To meet these demanding and unusual requirements, we’ve developed several alternative, purpose-built persistence solutions, including our own key-value store and single table store.
To do so, we’ve leaned heavily on the core principles from the distributed systems and database research communities and invented from there.
The storage systems we’ve pioneered demonstrate extreme scalability while maintaining tight control over performance, availability, and cost.
To achieve their ultra-scale properties these systems take a novel approach to data update management: by relaxing the synchronization requirements of updates that need to be disseminated to large numbers of replicas, these systems are able to survive under the harshest performance and availability conditions.
These implementations are based on the concept of eventual consistency. The advances in data management developed by Amazon engineers have been the starting point for the architectures underneath the cloud storage and data management services offered by Amazon Web Services (AWS). For example, our Simple Storage Service, Elastic Block Store, and SimpleDB all derive their basic architecture from unique Amazon technologies."
That's a lot more technical savvy than most CEOs could manage , but still doesn't address how Amazon plans to avoid outages in his cloud service as well as it does in its internal ones.
He does give any IT manager interested in expanding the scope of R&D, or even test and development of existing products, beyond their current limits.
Bezos believes R&D isn't a luxury, or an expensive gamble that internal IT will come up with the same solution to a problem faster than an external vendor. He sees it as a way to keep the company moving forward into new markets continually without gaps in the technology getting in the way.
"While many of our systems are based on the latest in computer science research, this often hasn’t been sufficient: our architects and engineers have had to advance research in directions that no academic had yet taken. Many of the problems we face have no textbook solutions, and so we -- happily -- invent new approaches," Bezos wrote.<
Amazon didn't get into cloud-computing and services-oriented architectures for its internal application development because it thought SOA was the future, liked the cost efficiencies or wanted to make sure the company was using the latest technology available, whether or not there was a good reason for it.
Way back in earliest days of e-commerce, Amazon started designing apps as services because it kept the apps modular.
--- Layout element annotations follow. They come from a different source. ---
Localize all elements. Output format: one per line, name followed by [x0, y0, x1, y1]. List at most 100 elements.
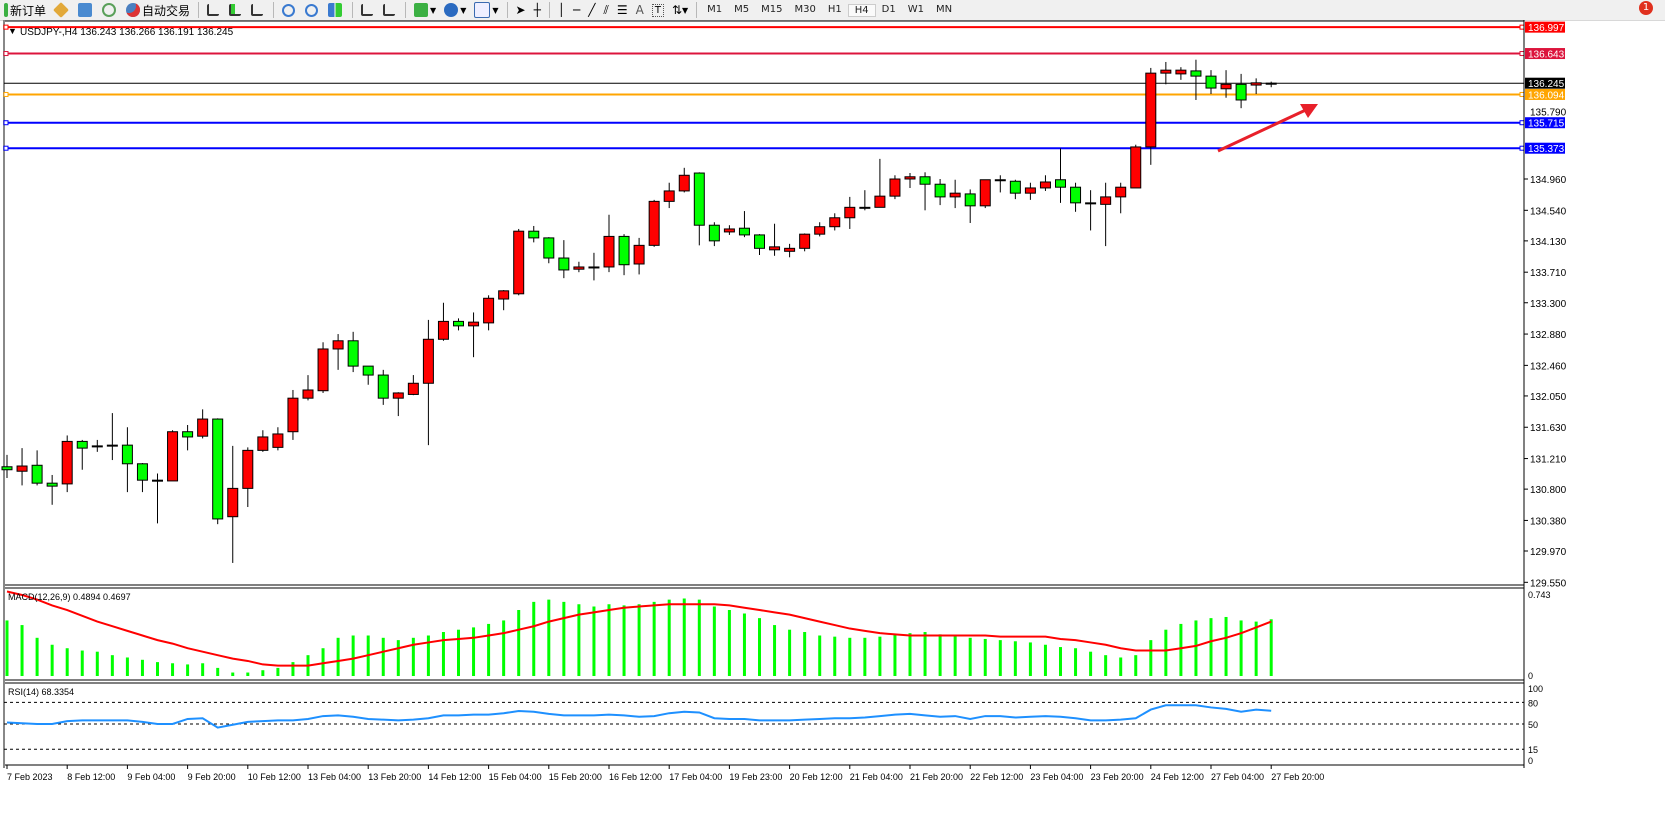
price-tick-label: 134.540 [1530, 206, 1567, 217]
time-label: 21 Feb 04:00 [850, 772, 903, 782]
candle-body [723, 228, 735, 233]
period-bar: M1 M5 M15 M30 H1 H4 D1 W1 MN [701, 3, 958, 17]
horizontal-line-icon: ─ [573, 3, 581, 17]
macd-zero-label: 0 [1528, 671, 1533, 681]
candle-body [182, 431, 194, 438]
text-label-tool[interactable]: T [648, 1, 668, 19]
price-label-bg [1525, 21, 1565, 33]
macd-signal-line [6, 590, 1272, 667]
arrows-tool[interactable]: ⇅ ▼ [668, 1, 692, 19]
candle-body [1100, 196, 1112, 205]
price-label-bg [1525, 117, 1565, 129]
candle-body [799, 233, 811, 249]
equidistant-channel-tool[interactable]: ⫽ [600, 1, 613, 19]
candle-body [528, 230, 540, 239]
auto-trading-button[interactable]: 自动交易 [122, 1, 194, 19]
price-label-bg [1525, 48, 1565, 60]
candle-body [16, 465, 28, 472]
candle-body [934, 183, 946, 198]
candle-body [61, 440, 73, 485]
candle-body [1190, 70, 1202, 77]
time-label: 10 Feb 12:00 [248, 772, 301, 782]
text-tool[interactable]: A [632, 1, 648, 19]
line-handle-right [1519, 145, 1525, 151]
candle-body [1009, 180, 1021, 194]
period-m15[interactable]: M15 [761, 3, 783, 15]
candle-body [964, 193, 976, 207]
new-order-button[interactable]: 新订单 [0, 1, 50, 19]
price-label: 136.997 [1528, 23, 1565, 34]
vertical-line-tool[interactable]: │ [554, 1, 569, 19]
separator [696, 2, 698, 18]
time-label: 13 Feb 20:00 [368, 772, 421, 782]
candle-body [1130, 146, 1142, 189]
auto-trading-label: 自动交易 [142, 3, 191, 18]
price-tick-label: 132.050 [1530, 392, 1567, 403]
zoom-in-button[interactable] [278, 1, 301, 19]
autoscroll-icon [361, 4, 374, 16]
candle-body [152, 479, 163, 482]
signals-button[interactable] [98, 1, 122, 19]
candle-body [1220, 83, 1232, 90]
zoom-out-button[interactable] [301, 1, 324, 19]
history-button[interactable] [50, 1, 74, 19]
price-tick-label: 129.970 [1530, 547, 1567, 558]
period-m30[interactable]: M30 [794, 3, 816, 15]
template-icon [474, 2, 491, 18]
horizontal-line-tool[interactable]: ─ [569, 1, 584, 19]
candlestick-button[interactable] [225, 1, 247, 19]
data-window-button[interactable] [74, 1, 98, 19]
time-label: 9 Feb 04:00 [127, 772, 175, 782]
candle-body [738, 227, 750, 236]
candle-body [257, 436, 269, 451]
line-handle-right [1519, 91, 1525, 97]
auto-trading-icon [126, 3, 141, 17]
candle-body [272, 433, 284, 448]
candle-body [784, 247, 796, 252]
period-h4[interactable]: H4 [847, 3, 876, 17]
price-label-bg [1525, 142, 1565, 154]
candle-body [1175, 69, 1187, 75]
templates-button[interactable]: ▼ [470, 1, 502, 19]
chart-shift-button[interactable] [379, 1, 401, 19]
candle-body [829, 217, 841, 228]
arrows-icon: ⇅ [671, 3, 683, 17]
line-handle-right [1519, 51, 1525, 57]
period-m5[interactable]: M5 [734, 3, 750, 15]
chart-window[interactable]: 134.960 134.540 134.130 133.710 133.300 132.8… [0, 20, 1665, 838]
text-label-icon: T [651, 3, 664, 17]
period-w1[interactable]: W1 [907, 3, 924, 15]
price-tick-label: 132.880 [1530, 330, 1567, 341]
cursor-tool[interactable]: ➤ [512, 1, 530, 19]
line-chart-icon [251, 4, 264, 16]
candle-body [1250, 82, 1262, 86]
crosshair-tool[interactable]: ┼ [530, 1, 545, 19]
fibonacci-tool[interactable]: ☰ [613, 1, 632, 19]
indicators-button[interactable]: ▼ [410, 1, 440, 19]
candle-body [708, 224, 720, 242]
bar-chart-button[interactable] [203, 1, 225, 19]
period-m1[interactable]: M1 [707, 3, 723, 15]
trendline-tool[interactable]: ╱ [584, 1, 599, 19]
rsi-axis-label: 50 [1528, 720, 1538, 730]
candle-body [648, 200, 660, 246]
notification-badge[interactable]: 1 [1639, 1, 1653, 15]
candle-body [287, 397, 299, 433]
autoscroll-button[interactable] [357, 1, 379, 19]
price-tick-label: 129.550 [1530, 578, 1567, 589]
time-label: 20 Feb 12:00 [790, 772, 843, 782]
tile-windows-button[interactable] [324, 1, 348, 19]
trendline-icon: ╱ [588, 3, 596, 17]
candle-body [904, 176, 916, 180]
candle-body [573, 266, 585, 270]
candle-body [407, 382, 419, 395]
signal-icon [102, 3, 117, 17]
period-d1[interactable]: D1 [881, 3, 896, 15]
period-h1[interactable]: H1 [827, 3, 842, 15]
line-handle-right [1519, 24, 1525, 30]
period-mn[interactable]: MN [935, 3, 953, 15]
time-label: 27 Feb 04:00 [1211, 772, 1264, 782]
candle-body [994, 179, 1006, 182]
periods-button[interactable]: ▼ [440, 1, 470, 19]
line-chart-button[interactable] [247, 1, 269, 19]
Rather than forcing the whole company to hold back some new line of business while developers tinkered with complex soup-to-nuts systems, SOA let Amazon break all the functions into separate pieces that would use standard methods to exchange data and requests, and move forward incrementally as each was completed.
Each additional service added functions such as personalization, better data mining and analysis of product categories, more accurate product classifications and personalized search that, he writes, prove the concrete value of IT R&D:
"In my opinion, these techniques are not idly pursued – they lead directly to free cash flow," he wrote.
That's more true in a pure e-commerce play like Amazon than it is for companies with more complex real-world cost structures, but it's still true for any company that understands the value of its own information.
The trick is to make sure all that research really is focused on solving problems that are costing the company money or slowing its growth.
Amazon is able to do that very consistently; most other companies aren't.
As good as his justification is in Amazon's case, anyone else using the same rationale has to be able to back it up with clearly practical, clearly profitable results before it will carry them very far with anyone outside IT.